Volksstimme: Mechelen galt ehedem als graue Maus unter Belgiens Städten. Wie war die Lage?

Bart Somers: Als ich 2001 das Amt übernahm, hatte Mechelen einen üblen Ruf. Die Stadt war polarisiert: Die Leute sprachen nur von der hohen Kriminalität, der schlechten Verwaltung und den Problemen mit den Migranten. Die Mittelklasse ging weg, eines von drei Geschäften war zu. Mechelen galt als schmutzigste Stadt von Flandern. Die Rechtsextremen von „Vlaams belang“ erhielten bei Wahlen fast ein Drittel der Stimmen. Dennoch wurde ich zum ersten liberalen Bürgermeister seit 100 Jahren gewählt.

Was war Ihr Ansatz?

Ich wollte das ändern, mit der Ambition, meine Stadt wieder aufzubauen. Ich habe mich dafür unorthodoxer Methoden bedient. Das begann mit einer scharfen Sicherheitspolitik: Mehr Polizei und null Toleranz. Gegen die Gesetzlosigkeit ließ ich Überwachungskameras installieren. Weil ich überzeugt war, dass es ohne Durchsetzung fester Regeln in einer Stadt bei so großer Vielfalt nicht geht. Gesetze und Regeln garantieren Freiheit und Respekt für jeden Bürger. Für mich ist das soziale Politik: Unter der Kriminalität haben vor allem die Leute in den ärmeren Vierteln zu leiden.

Wie kam das an?

Es wurde klar: Jeder hat die Aufgabe, die Stadt sicherer zu machen – als Eltern, Lehrer, Nachbar. Außerdem zeigten wir, dass sich dies nicht gegen bestimmte Bürger wegen ihres ethnischen Hintergrundes ist. Nicht Muslims oder Migranten waren gemeint, sondern Kriminelle.
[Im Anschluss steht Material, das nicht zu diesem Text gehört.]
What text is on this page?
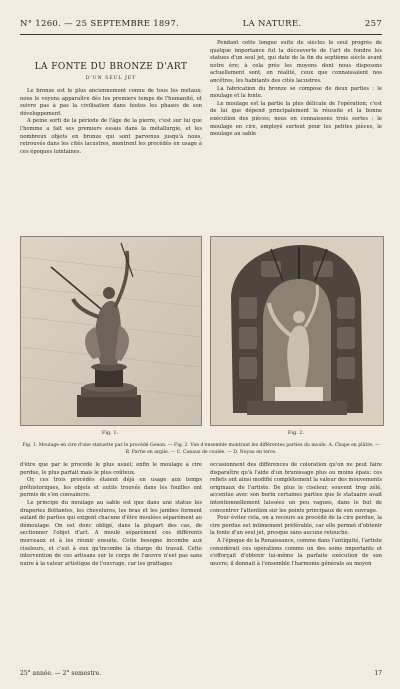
N° 1260. — 25 SEPTEMBRE 1897.	LA NATURE.	257
LA FONTE DU BRONZE D'ART
D'UN SEUL JET

Le bronze est le plus anciennement connu de tous les métaux; nous le voyons apparaître dès les premiers temps de l'humanité, et suivre pas à pas la civilisation dans toutes les phases de son développement.

A peine sorti de la période de l'âge de la pierre, c'est sur lui que l'homme a fait ses premiers essais dans la métallurgie, et les nombreux objets en bronze qui sont parvenus jusqu'à nous, retrouvés dans les cités lacustres, montrent les procédés en usage à ces époques lointaines.

Pendant cette longue suite de siècles le seul progrès de quelque importance fut la découverte de l'art de fondre les statues d'un seul jet, qui date de la fin du septième siècle avant notre ère; à cela près les moyens dont nous disposons actuellement sont, en réalité, ceux que connaissaient nos ancêtres, les habitants des cités lacustres.

La fabrication du bronze se compose de deux parties : le moulage et la fonte.

Le moulage est la partie la plus délicate de l'opération; c'est de lui que dépend principalement la réussite et la bonne exécution des pièces; nous en connaissons trois sortes : le moulage en cire, employé surtout pour les petites pièces, le moulage au sable

Fig. 1.	Fig. 2.
Fig. 1. Moulage en cire d'une statuette par le procédé Gonon. — Fig. 2. Vue d'ensemble montrant les différentes parties du moule. A. Chape en plâtre. — B. Partie en argile. — C. Canaux de coulée. — D. Noyau en terre.

d'être que par le procédé le plus usuel; enfin le moulage à cire perdue, le plus parfait mais le plus coûteux.

Or, ces trois procédés étaient déjà en usage aux temps préhistoriques, les objets et outils trouvés dans les fouilles ont permis de s'en convaincre.

Le principe du moulage au sable est que dans une statue les draperies flottantes, les chevelures, les bras et les jambes forment autant de parties qui exigent chacune d'être moulées séparément au démoulage. On est donc obligé, dans la plupart des cas, de sectionner l'objet d'art. A moulé séparément ces différents morceaux et à les réunir ensuite. Cette besogne incombe aux ciseleurs, et c'est à eux qu'incombe la charge du travail. Cette intervention de ces artisans sur le corps de l'œuvre n'est pas sans nuire à la valeur artistique de l'ouvrage, car les grattages

occasionnent des différences de coloration qu'on ne peut faire disparaître qu'à l'aide d'un brunissage plus ou moins épais; ces reflets ont ainsi modifié complètement la valeur des mouvements originaux de l'artiste. De plus le ciseleur, souvent trop zélé, accentue avec son burin certaines parties que le statuaire avait intentionnellement laissées un peu vagues, dans le but de concentrer l'attention sur les points principaux de son ouvrage.

Pour éviter cela, on a recours au procédé de la cire perdue, la cire perdue est intimement préférable, car elle permet d'obtenir la fonte d'un seul jet, presque sans aucune retouche.

A l'époque de la Renaissance, comme dans l'antiquité, l'artiste considérait ces opérations comme un des soins importants et s'efforçait d'obtenir lui-même la parfaite exécution de son œuvre; il donnait à l'ensemble l'harmonie générale au moyen

25° année. — 2° semestre.	17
Sie erhielten ziemlichen Gegenwind ...

Ja, das war anfangs schwer begreiflich zu machen. Politiker und Journalisten hielten mich für einen Rechtsaußen. Dabei profitieren Migranten und ihre Kinder am meisten davon. Wenn Rechtlosigkeit herrscht, werden die Leute wütend und wählen extrem. In einer häßlichen Stadt öffnet sich die Tür für Rechtspopulisten.
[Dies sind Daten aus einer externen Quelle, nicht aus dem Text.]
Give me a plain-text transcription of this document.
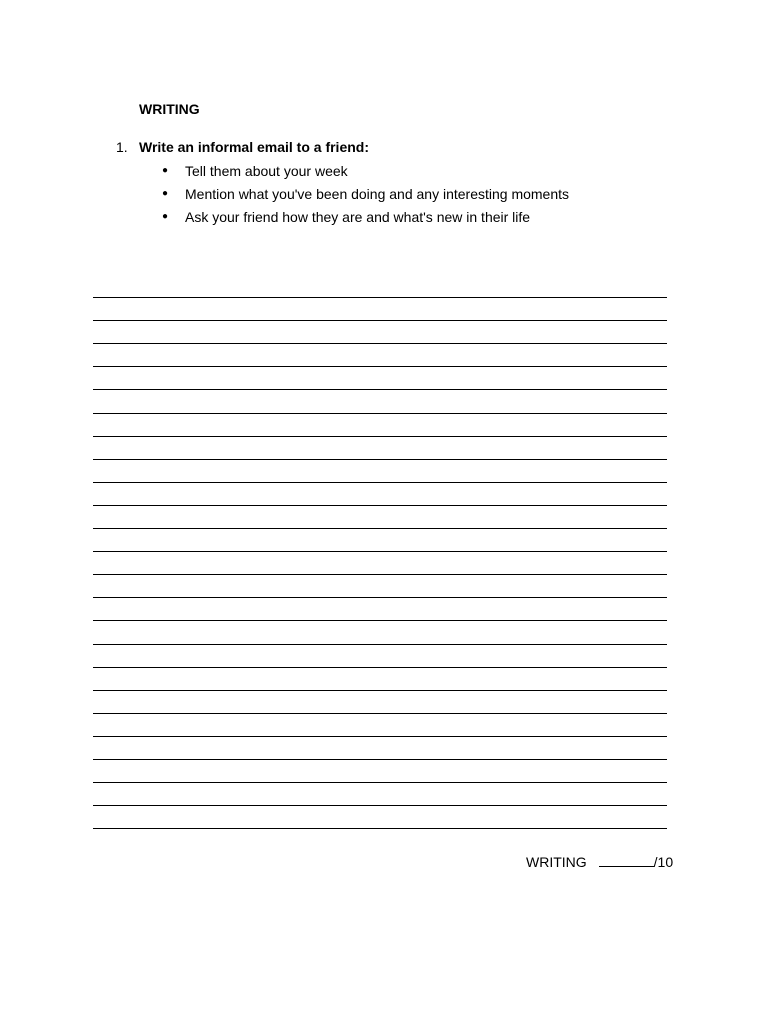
WRITING
1. Write an informal email to a friend:
● Tell them about your week
● Mention what you've been doing and any interesting moments
● Ask your friend how they are and what's new in their life
WRITING	/10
Sicherheit ist eine wichtige Säule. Allein damit aber wird eine Stadt nicht lebenswerter.

Wir haben das mit einer Politik der gleichberechtigten Teilhabe kombiniert. Wir haben die Straßen sauber gemacht, Parks und Freizeitmöglichkeiten geschaffen. Jedermann wird bei uns als Bürger betrachtet.
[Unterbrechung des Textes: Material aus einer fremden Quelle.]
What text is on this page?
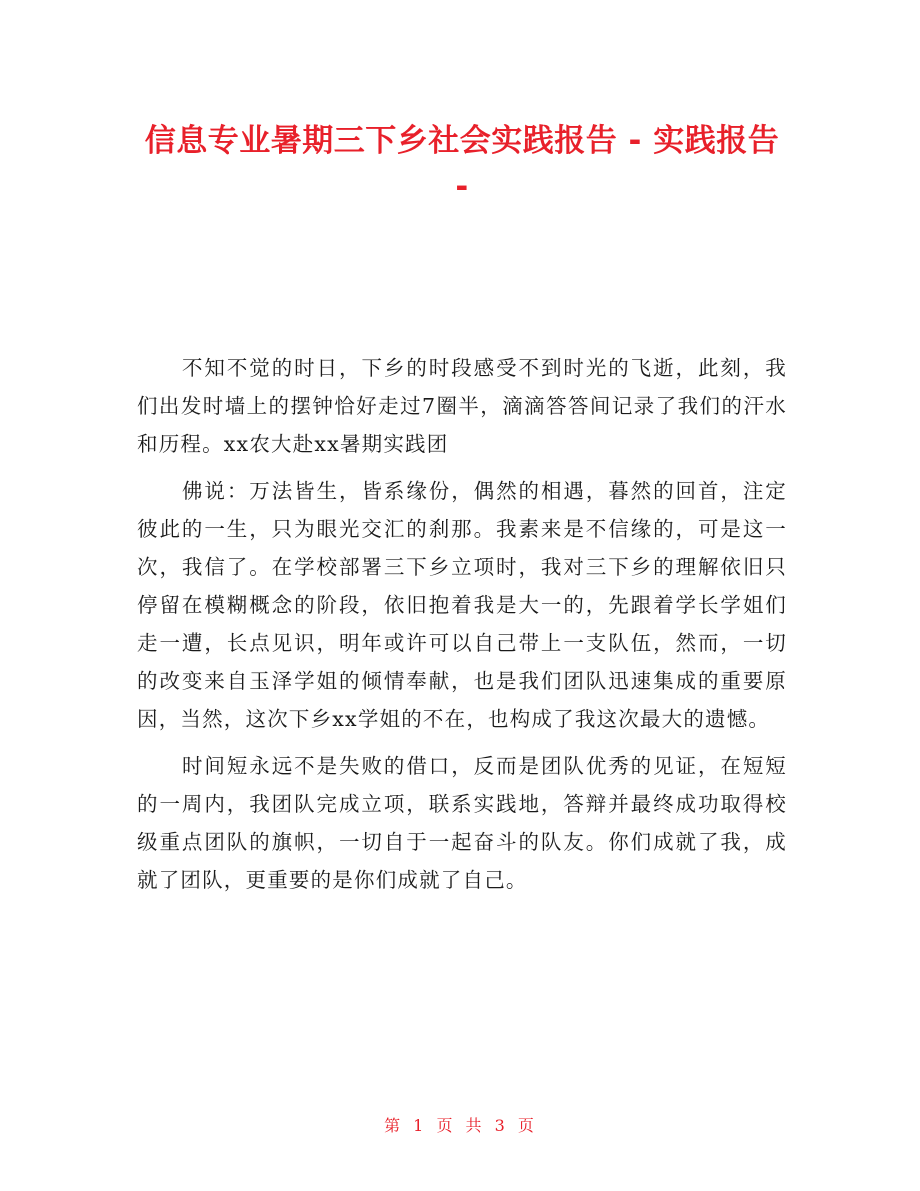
信息专业暑期三下乡社会实践报告 - 实践报告 -

不知不觉的时日，下乡的时段感受不到时光的飞逝，此刻，我们出发时墙上的摆钟恰好走过7圈半，滴滴答答间记录了我们的汗水和历程。xx农大赴xx暑期实践团

佛说：万法皆生，皆系缘份，偶然的相遇，暮然的回首，注定彼此的一生，只为眼光交汇的刹那。我素来是不信缘的，可是这一次，我信了。在学校部署三下乡立项时，我对三下乡的理解依旧只停留在模糊概念的阶段，依旧抱着我是大一的，先跟着学长学姐们走一遭，长点见识，明年或许可以自己带上一支队伍，然而，一切的改变来自玉泽学姐的倾情奉献，也是我们团队迅速集成的重要原因，当然，这次下乡xx学姐的不在，也构成了我这次最大的遗憾。

时间短永远不是失败的借口，反而是团队优秀的见证，在短短的一周内，我团队完成立项，联系实践地，答辩并最终成功取得校级重点团队的旗帜，一切自于一起奋斗的队友。你们成就了我，成就了团队，更重要的是你们成就了自己。

第 1 页 共 3 页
Für meine Familie ist Mechelen seit 15 Generationen Heimat, aber viele Leute sind erst seit einer Generation bei uns. Aber es ist auch ihre Stadt und sie haben die gleichen Rechte. Deshalb habe ich gegen die Abschottung gekämpft, dagegen, dass die Menschen miteinander und nicht nebeneinander leben. Da begannen die Probleme: Die haben einen schönen Park, wir nicht. Die haben eine gute Schule, wir nicht. Da kontrolliert die Polizei immer, da nicht. Ich habe versucht, Nachbarschaften, Schulen Sportklubs zu mischen.

So was gibt in anderen Städten auch, wo ist der Unterschied?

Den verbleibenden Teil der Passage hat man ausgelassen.